Oggi con il suo blog “Mammatleta aiuta le donne che cercano risposte sul mondo dello sport e della maternità: “Per chi li desidera, consiglio sempre di fare i bambini. Uno all’inizio si fa mille remore, ha paura e altre cose, ma un figlio è un senso. Per chi vuole un figlio dico di non farsi tanti problemi perché poi dopo si riesce a far tutto.
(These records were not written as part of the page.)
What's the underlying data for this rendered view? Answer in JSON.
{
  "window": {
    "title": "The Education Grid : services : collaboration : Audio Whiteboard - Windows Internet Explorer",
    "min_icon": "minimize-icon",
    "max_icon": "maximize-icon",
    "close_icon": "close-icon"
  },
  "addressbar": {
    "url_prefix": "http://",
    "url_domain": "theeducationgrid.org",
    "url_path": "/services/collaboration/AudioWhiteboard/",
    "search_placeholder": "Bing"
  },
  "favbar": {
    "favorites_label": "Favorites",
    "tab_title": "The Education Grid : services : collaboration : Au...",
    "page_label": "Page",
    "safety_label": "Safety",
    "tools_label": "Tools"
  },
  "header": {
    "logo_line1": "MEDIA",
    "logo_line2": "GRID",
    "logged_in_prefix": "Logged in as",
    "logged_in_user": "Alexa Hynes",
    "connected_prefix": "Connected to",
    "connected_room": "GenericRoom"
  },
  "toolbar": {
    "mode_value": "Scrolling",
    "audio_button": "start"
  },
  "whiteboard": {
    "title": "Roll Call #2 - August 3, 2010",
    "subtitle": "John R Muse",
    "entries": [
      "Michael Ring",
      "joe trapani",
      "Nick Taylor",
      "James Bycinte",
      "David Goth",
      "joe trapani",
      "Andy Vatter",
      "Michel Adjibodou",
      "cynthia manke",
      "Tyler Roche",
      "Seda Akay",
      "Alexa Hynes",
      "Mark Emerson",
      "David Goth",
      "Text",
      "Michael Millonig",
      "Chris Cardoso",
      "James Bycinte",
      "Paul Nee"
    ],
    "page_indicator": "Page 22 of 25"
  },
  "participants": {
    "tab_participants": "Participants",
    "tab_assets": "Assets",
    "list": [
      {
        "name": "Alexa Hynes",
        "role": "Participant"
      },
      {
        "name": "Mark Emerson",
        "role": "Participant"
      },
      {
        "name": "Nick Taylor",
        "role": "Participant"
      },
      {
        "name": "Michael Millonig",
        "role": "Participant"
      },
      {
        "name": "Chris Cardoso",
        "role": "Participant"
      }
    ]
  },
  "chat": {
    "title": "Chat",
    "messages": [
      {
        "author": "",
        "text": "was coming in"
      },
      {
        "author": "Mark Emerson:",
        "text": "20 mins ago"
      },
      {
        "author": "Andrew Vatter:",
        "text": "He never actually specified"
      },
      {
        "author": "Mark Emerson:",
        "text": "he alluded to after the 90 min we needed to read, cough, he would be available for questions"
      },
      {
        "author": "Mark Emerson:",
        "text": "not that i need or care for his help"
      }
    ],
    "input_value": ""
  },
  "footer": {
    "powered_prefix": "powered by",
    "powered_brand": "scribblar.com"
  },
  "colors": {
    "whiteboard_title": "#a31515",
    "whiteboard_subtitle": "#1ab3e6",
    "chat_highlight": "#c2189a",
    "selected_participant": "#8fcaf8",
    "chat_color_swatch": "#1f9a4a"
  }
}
Ci vuole solo organizzazione e qualche aiuto, ovviamente, ma ci si riesce e quando succede è ancora più bello, perché dai a tuo figlio un bell’esempio: di una mamma che lavora, che è forte e che riesce a fare tante cose“.

Gravidanza, Sport e Diritti: dai contributi al congedo maternità

Sacrifici, lavoro e passione aiutano ad andare avanti, ma a volte non bastano: tocca ai diritti fare la loro parte. Dal 2019 lo Stato italiano ha stanziato un fondo unico a sostegno del potenziamento del movimento sportivo, con iniziative a sostegno della maternità delle atlete non professioniste. Il decreto del 26 febbraio 2019 ha sancito la cifra di tre milioni di euro totali, che suddivisi per il triennio per il 2019-2021, sono destinati alle mamme sportive che esercitano l’attività agonistica e a quelle partecipanti a campionati nazionali o internazionali riconosciuti dalle varie federazioni. 

Il Ministero dello Sport ha scelto la pallavolista – e mamma – Eleonora Lo Bianco come volto dello spot Mamme campionesse, con la campagna che vuole “Favorire la promozione della cultura di conciliazione tra sport e maternità”. La richiesta per il sostegno maternità può essere fatta attraverso il sito del Dipartimento dello Sport, che fornisce linee guida e modulistica per favorire l’accesso al contributo maternità fino a un massimo di dieci mensilità di mille euro ciascuna. 

Tuttavia, la novità a sostegno delle atlete non professioniste è arrivata pochi giorni fa dal mondo del calcio femminile. Si tratta di una vera e propria svolta che, sviluppatasi all’interno del percorso intrapreso dalla Federazione, vede al traguardo il raggiungimento del professionismo nel calcio femminile (auspicabile) nel 2022.

Dal 19 novembre scorso la FIFA, con la collaborazione di FIFPro (Federazione Internazionale dei calciatori professionisti) e in accordo con i sindacati dei calciatori, ha stabilito nuove tutele in favore delle calciatrici, con specifiche norme riguardanti l’ambito della maternità. Dal primo gennaio 2021 tutte le società dei campionati femminili riconosciuti dalla FIFA dovranno assicurare a tutte le donne il diritto alla gravidanza durante la carriera sportiva.

Con la normativa emanata da FIFA e FIFPro verrà garantito un congedo di maternità pari a 14 settimane (di cui almeno otto a seguito del parto), durante il quale è previsto il pagamento di un indennizzo corrispondente ad almeno due terzi del compenso contrattuale stabilito in precedenza. Inoltre, le giocatrici avranno il diritto di rimanere tesserate con la propria società durante il periodo di congedo e, in caso di rescissione consensuale con la società di appartenenza, avranno poi il diritto di poter essere ricontrattualizzate con un altro club anche lontano dal periodo di mercato.

Oltre a ciò, se la società dovesse decidere di rescindere il contratto durante il periodo di congedo, le queste dovranno motivare il licenziamento in maniera valida e dettagliata, dimostrando la non correlazione alla maternità e, in caso contrario, dovranno risarcire la giocatrice con sei mensilità in aggiunta al valore residuo del contratto. Infine, è stato stabilito che sarà piena libertà della calciatrice decidere se continuare a giocare dopo il periodo di stop oppure no, a condizione che la propria condizione di salute – valutata indipendentemente – glielo permetta.

La direzione presa verso maggiori tutele – sia da parte del nostro Paese, sia dalle organizzazioni internazionali per lo sport – sembra essere quella giusta. È vero che il panorama dei diritti per le donne del calcio aspira a essere molto più ampio, ma questa prima apertura potrebbe segnare l’inizio di un percorso destinato a salvaguardare non solo la questione maternità, ma anche quella lavorativa, con maggiore protezione occupazionale per le donne.